I got Maggie when I was still in high school, before Rodney and I were married. Then after we got married Rodney gave me Molly as a Christmas present. We love our dogs very much and they have been a part of our family. When we moved to New Tribes we were concerned about what we were going to do with them. Thankfully Rodney's mom decided to "babysit" them for two years for us while we were in college.

Last June we were able to go home and pick them up and bring them to their new house and the kids adjusted to having them around again. 

We have housesitted for a couple from our church that had to go to Africa for a year.

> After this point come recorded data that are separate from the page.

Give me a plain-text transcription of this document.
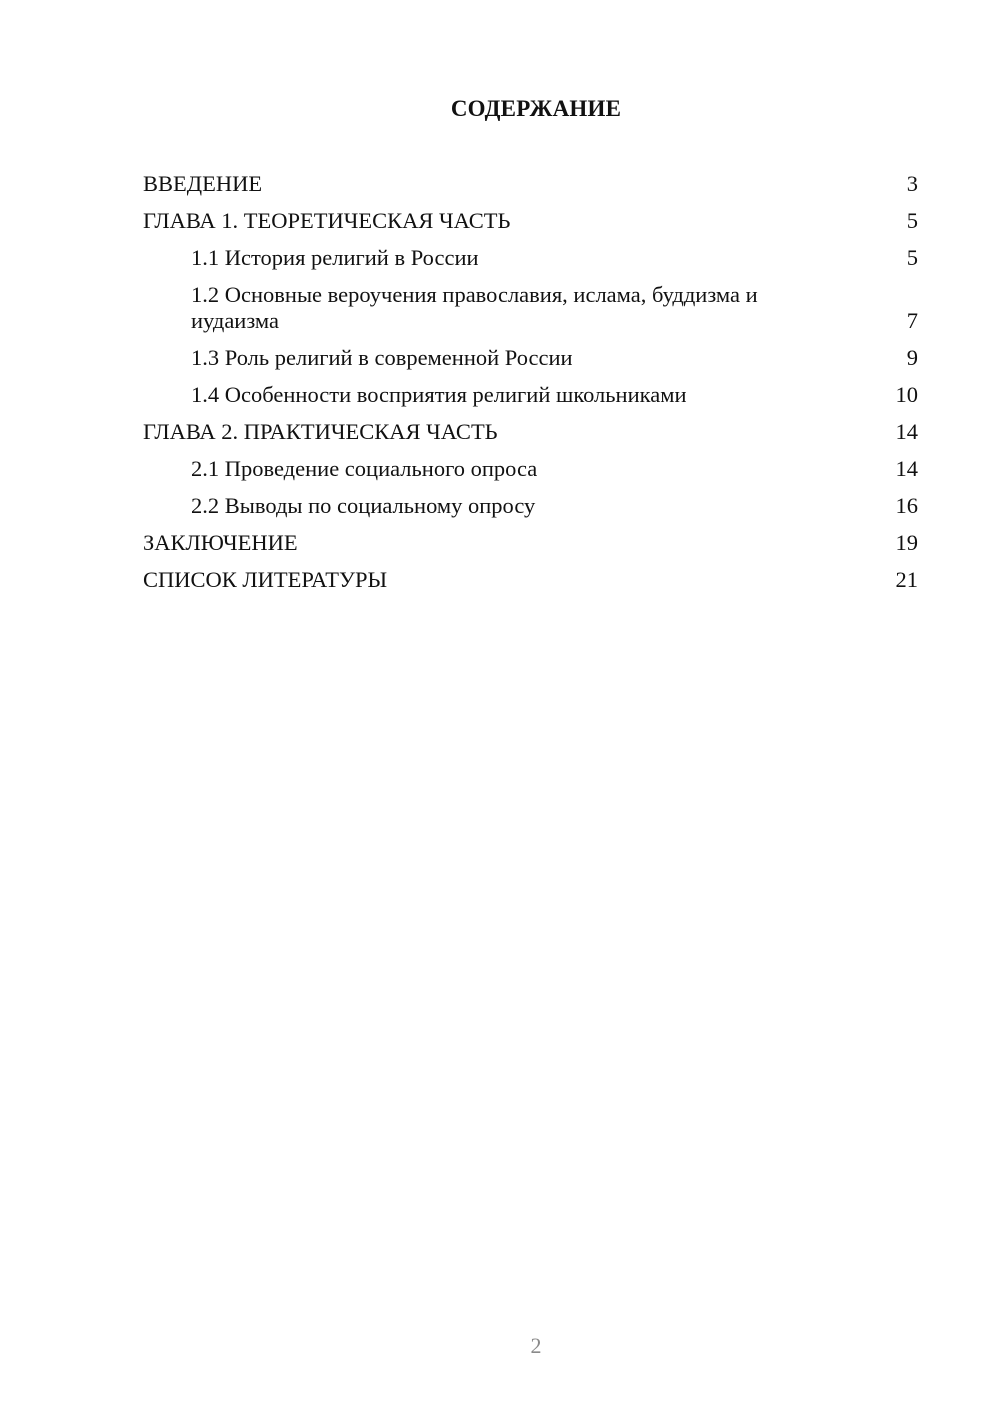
СОДЕРЖАНИЕ
ВВЕДЕНИЕ	3
ГЛАВА 1. ТЕОРЕТИЧЕСКАЯ ЧАСТЬ	5
1.1 История религий в России	5
1.2 Основные вероучения православия, ислама, буддизма и иудаизма	7
1.3 Роль религий в современной России	9
1.4 Особенности восприятия религий школьниками	10
ГЛАВА 2. ПРАКТИЧЕСКАЯ ЧАСТЬ	14
2.1 Проведение социального опроса	14
2.2 Выводы по социальному опросу	16
ЗАКЛЮЧЕНИЕ	19
СПИСОК ЛИТЕРАТУРЫ	21
2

We were blessed with a beautiful home in a country setting with lots of space for our dogs to run and for the kids to play.

This last May, Molly disappeared. I called for the dogs to come back into the garage and Molly never came back. Days and weeks went by and we made many efforts to locate her. From putting ads up, asking neighbors, searching in the woods/ditches, animal shelters and we have had no luck. Our prayer is that someone picked her up to keep her. Well that left us with a decision, all of a sudden we had one dog left.

The following weeks were hard and difficult and weird. We would arrive home and open the garage door and only one dog would come to greet us. Maggie started misbehaving and becoming very mopey.

Rodney and I sat down and talked about our future and what it is going to entail. At that point we felt that it was in the best interest to find Maggie a new home, with fellow dogs. A place where her owners would be home and available to give her the attention she needed.

I posted an ad that day and the following day a lady called and wanted to buy Maggie. We sat down and explained to the kids that we wanted Maggie to have friends and that she really misses Molly and we want Maggie to have a better home. They were sad, but seemed to understand the decision.

That night River and I loaded Maggie into the back of my jeep and we headed off for the ladies house. We arrived to a beautiful antique farm house set on a ton of acreage that was completely fenced in and even had a gated driveway. 

We talked to the family and she got to meet the other dogs, and things seemed to go well. One of the main reasons I decided to bring River with me, was so I would stay strong and not cry. That was a very hard thing for me to do.

The next few weeks were very hard and I would think about it and cry. I was excited to be leaving this house and moving because there were too many reminders of our dogs living there with us.

The next month would bring in a lot of stress. We had to move out of our house that we were house sitting for the past year by July 10th and we had no idea where we were staying yet. With no furniture, beds or anything. God was testing our faith and most of all....... my patience.

The Lord revealed to us in His timing...unfortunately not mine, where we would be staying. Some stress was relieved at that point.

So moving week arrived and my mom came down for the last part of it to help me clean the house we were leaving and get it ready for the family to come back to it.

During this whole time our position at First Baptist Church was kind of in question, and we were re-evaluating where we were going to be in the future. After seeking many options, from sending our resumes to different churches and looking into a position in Norway, the Lord laid on our hearts that this may be the perfect timing and transition to go back to school.

This past Sunday, it was announced to our church family and our youth that we would be leaving First Baptist and going back to school so Rodney could earn his Bachelor's. 

It was a rough Sunday for everyone. The news shocked many, but many were thrilled to see us progressing in our faith and trust and our education.

Our last Sunday at church will be August 8th, and then Rodney and I and the family will be moving to Winston-Salem North Carolina for Rodney to attend Piedmont Baptist College to earn his Bachelor's. 

This is a big jump for our family and many more things need to come together before August 8th. Please be praying for us and with us through this transition time. And be praying for the youth group and how we can make a few more memories with them in these last few weeks.

My heart breaks already for the relationships and people we are going to have to say goodbye to.